Ja, genau das habe ich gestern gelesen. Und genau das meine ich. Und genau das ist das Schlimmste!

Ich bleibe bei der Meinung, ZackZack mit Amazon's CyberMonday zu vergleichen. Die Stückzahlen waren mutmaßlich bestimmt höher. Nur haben beim CyberMonday vielleicht 10 Millionen Menschen vor dem Rechner gesessen, während es bei ZackZack vielleicht ein paar Hunderttausend sind.

Nur ist irgendwer von euch ernsthaft davon ausgegangen, dass Amazon 10 Millionen PS3-Konsolen für 180 Euro anbietet? 

Das Beispiel ist jetzt natürlich aus der Luft gegriffen, aber nicht so abwegig. Und da tut es mir in der Seele weh, wenn da so ein arroganter Händler fünf Konsolen einstreicht, für die dann fünf 10-jährige Kiddies an Weihnachten in die Röhre gucken. Nur mal so als Gedankenbeispiel.

Leider sind solche Leute in unserer Gesellschaft meist die Gewinner... Ich schreibe besser nicht, was ich darüber ernsthaft denke. Sonst kassiere ich Punkte...


----------



## Core #1 (30. November 2010)

*AW: Amazon Cyber Monday: Wie fanden Sie den Tag der Schnäppchen?*



Falcony6886 schrieb:


> ...wenn da so ein arroganter Händler fünf Konsolen einstreicht, für die dann fünf 10-jährige Kiddies an Weihnachten in die Röhre gucken. Nur mal so als Gedankenbeispiel.



find ich aber btw gut, wenn 10 jährige kids dann keine PS3 o.ä. bekommen... 

aber versteh was du meinst, nachdem ich die news bei pcgh und das clickbot video gesehen hab, wollte ichs eigentlich gar nicht erst mehr probieren. hat zwar dann doch geklappt mit win 7, aber ich hätte gern mal ein ausführliches statement von amazon. 

wenn da steht 100 % ausverkauft, und nach der aktion gibts den angeblich ausverkauften artikel weiterhin nur eben zum alten preis, dann


----------



## PCGH_Thilo (30. November 2010)

*AW: Amazon Cyber Monday: Wie fanden Sie den Tag der Schnäppchen?*



Falcony6886 schrieb:


> Dennoch wäre es mal interessant zu wissen, in welchen Stückzahlen die verschiedenen Produkte angeboten wurden und wie viele Menschen sich überhaupt beteiligt haben bzw. versucht haben, das Schnäppchen ihrer Wahl zu ergattern



Ich bezweifle, dass wir solche Zahlen sehen werden.
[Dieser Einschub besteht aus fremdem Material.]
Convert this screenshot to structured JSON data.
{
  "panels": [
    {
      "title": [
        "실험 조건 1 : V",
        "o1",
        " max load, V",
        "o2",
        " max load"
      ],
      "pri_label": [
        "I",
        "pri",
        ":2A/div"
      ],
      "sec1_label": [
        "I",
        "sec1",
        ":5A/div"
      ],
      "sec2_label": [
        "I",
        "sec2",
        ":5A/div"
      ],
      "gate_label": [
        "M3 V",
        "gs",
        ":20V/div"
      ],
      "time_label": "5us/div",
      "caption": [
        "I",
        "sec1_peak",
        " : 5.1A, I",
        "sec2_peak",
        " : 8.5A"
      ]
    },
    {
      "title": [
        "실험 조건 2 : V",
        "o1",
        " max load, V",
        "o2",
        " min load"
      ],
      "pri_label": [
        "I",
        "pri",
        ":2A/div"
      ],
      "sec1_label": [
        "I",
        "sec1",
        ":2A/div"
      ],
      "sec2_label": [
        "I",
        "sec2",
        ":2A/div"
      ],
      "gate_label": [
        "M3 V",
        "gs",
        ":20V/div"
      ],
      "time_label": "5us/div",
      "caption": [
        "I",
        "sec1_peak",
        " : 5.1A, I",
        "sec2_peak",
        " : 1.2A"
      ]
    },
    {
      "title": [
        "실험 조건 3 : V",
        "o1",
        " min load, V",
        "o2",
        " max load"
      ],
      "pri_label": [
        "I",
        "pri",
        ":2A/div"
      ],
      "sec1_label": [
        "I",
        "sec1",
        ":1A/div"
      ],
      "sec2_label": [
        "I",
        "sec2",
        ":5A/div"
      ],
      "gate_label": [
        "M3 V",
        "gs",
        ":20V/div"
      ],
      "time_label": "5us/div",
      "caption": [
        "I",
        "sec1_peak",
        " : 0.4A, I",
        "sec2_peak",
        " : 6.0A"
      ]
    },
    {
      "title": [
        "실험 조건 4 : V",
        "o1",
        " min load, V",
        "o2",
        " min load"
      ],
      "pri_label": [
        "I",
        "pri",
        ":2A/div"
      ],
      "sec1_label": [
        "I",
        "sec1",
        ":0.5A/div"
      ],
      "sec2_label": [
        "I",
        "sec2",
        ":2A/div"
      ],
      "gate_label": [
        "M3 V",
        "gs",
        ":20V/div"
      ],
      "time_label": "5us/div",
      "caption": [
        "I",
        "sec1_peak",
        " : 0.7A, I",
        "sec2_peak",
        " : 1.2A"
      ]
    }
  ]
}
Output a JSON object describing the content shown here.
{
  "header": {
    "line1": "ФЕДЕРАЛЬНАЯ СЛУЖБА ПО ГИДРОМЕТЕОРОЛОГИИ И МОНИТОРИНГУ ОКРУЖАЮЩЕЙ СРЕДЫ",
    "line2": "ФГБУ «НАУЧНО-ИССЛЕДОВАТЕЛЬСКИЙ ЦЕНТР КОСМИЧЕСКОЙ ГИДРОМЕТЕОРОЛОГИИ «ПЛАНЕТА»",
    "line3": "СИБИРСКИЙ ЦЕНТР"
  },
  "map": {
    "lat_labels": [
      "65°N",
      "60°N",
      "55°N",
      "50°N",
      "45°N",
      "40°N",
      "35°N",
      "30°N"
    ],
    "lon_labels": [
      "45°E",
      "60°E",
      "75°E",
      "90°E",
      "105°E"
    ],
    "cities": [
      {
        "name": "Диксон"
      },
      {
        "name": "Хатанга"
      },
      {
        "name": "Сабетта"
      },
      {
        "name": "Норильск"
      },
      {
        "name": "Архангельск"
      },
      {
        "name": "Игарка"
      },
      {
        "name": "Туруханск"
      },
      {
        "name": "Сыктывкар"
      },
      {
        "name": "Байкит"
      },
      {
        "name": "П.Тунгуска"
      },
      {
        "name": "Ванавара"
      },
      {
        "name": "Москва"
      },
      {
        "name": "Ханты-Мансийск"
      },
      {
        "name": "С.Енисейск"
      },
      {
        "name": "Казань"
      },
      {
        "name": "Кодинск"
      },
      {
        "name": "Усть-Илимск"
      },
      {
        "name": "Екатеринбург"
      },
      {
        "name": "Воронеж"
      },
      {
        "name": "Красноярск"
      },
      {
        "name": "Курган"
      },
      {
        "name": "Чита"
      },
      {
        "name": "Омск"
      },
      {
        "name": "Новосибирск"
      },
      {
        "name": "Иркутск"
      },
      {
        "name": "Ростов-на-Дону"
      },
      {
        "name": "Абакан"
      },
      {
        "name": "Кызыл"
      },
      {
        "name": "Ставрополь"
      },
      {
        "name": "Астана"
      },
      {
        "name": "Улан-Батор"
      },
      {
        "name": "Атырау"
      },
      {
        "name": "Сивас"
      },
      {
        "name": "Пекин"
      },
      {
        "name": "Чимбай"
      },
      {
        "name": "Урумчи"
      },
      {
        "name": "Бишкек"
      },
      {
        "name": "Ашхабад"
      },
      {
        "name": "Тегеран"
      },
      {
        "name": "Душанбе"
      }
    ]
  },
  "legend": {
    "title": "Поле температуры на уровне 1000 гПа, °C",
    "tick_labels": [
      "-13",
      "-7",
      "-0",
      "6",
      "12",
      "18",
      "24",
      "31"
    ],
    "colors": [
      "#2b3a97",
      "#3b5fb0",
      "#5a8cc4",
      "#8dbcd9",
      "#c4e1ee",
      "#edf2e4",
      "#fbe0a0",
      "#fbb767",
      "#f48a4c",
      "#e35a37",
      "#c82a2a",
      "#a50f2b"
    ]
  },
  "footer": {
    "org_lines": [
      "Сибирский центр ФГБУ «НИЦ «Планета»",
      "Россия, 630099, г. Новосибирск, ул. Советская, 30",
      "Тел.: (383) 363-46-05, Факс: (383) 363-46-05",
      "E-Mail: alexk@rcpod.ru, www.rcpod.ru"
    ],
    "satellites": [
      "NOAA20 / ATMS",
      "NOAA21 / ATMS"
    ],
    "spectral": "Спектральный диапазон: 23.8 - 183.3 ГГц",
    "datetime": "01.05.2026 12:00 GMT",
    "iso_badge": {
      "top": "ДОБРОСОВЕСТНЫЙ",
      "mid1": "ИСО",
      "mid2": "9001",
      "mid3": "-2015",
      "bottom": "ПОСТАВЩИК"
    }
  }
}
Allerdings konnten wir gestern nachvollziehen, dass zumindest einige der PCGH-Leser offenbar Glück hatten.

Außerdem sind sehr viele der Produkte, die gestern in den Deals waren, heute bei den Top-Aufsteigern. Also dürften das nicht unbedingt Kleckermengen wie 5 Stück gewesen sein. Ich glaube aber, dass das Verhältnis von Kaufinteressenten und Stückzahlen nicht gepasst hat. Und das sollte Amazon auf im Vorfeld abschätzen können.

Mir wäre es lieber gewesen, Amazon hätte ein paar Aktionen wie die MP3-Downloads eingestreut. Da hätte keiner gemault und jeder hätte "ein gutes Gefühl" gehabt.


----------



## SchumiGSG9 (30. November 2010)

*AW: Amazon Cyber Monday: Wie fanden Sie den Tag der Schnäppchen?*

Fand ich sehr gut und habe auch alles bekommen was ich wollte.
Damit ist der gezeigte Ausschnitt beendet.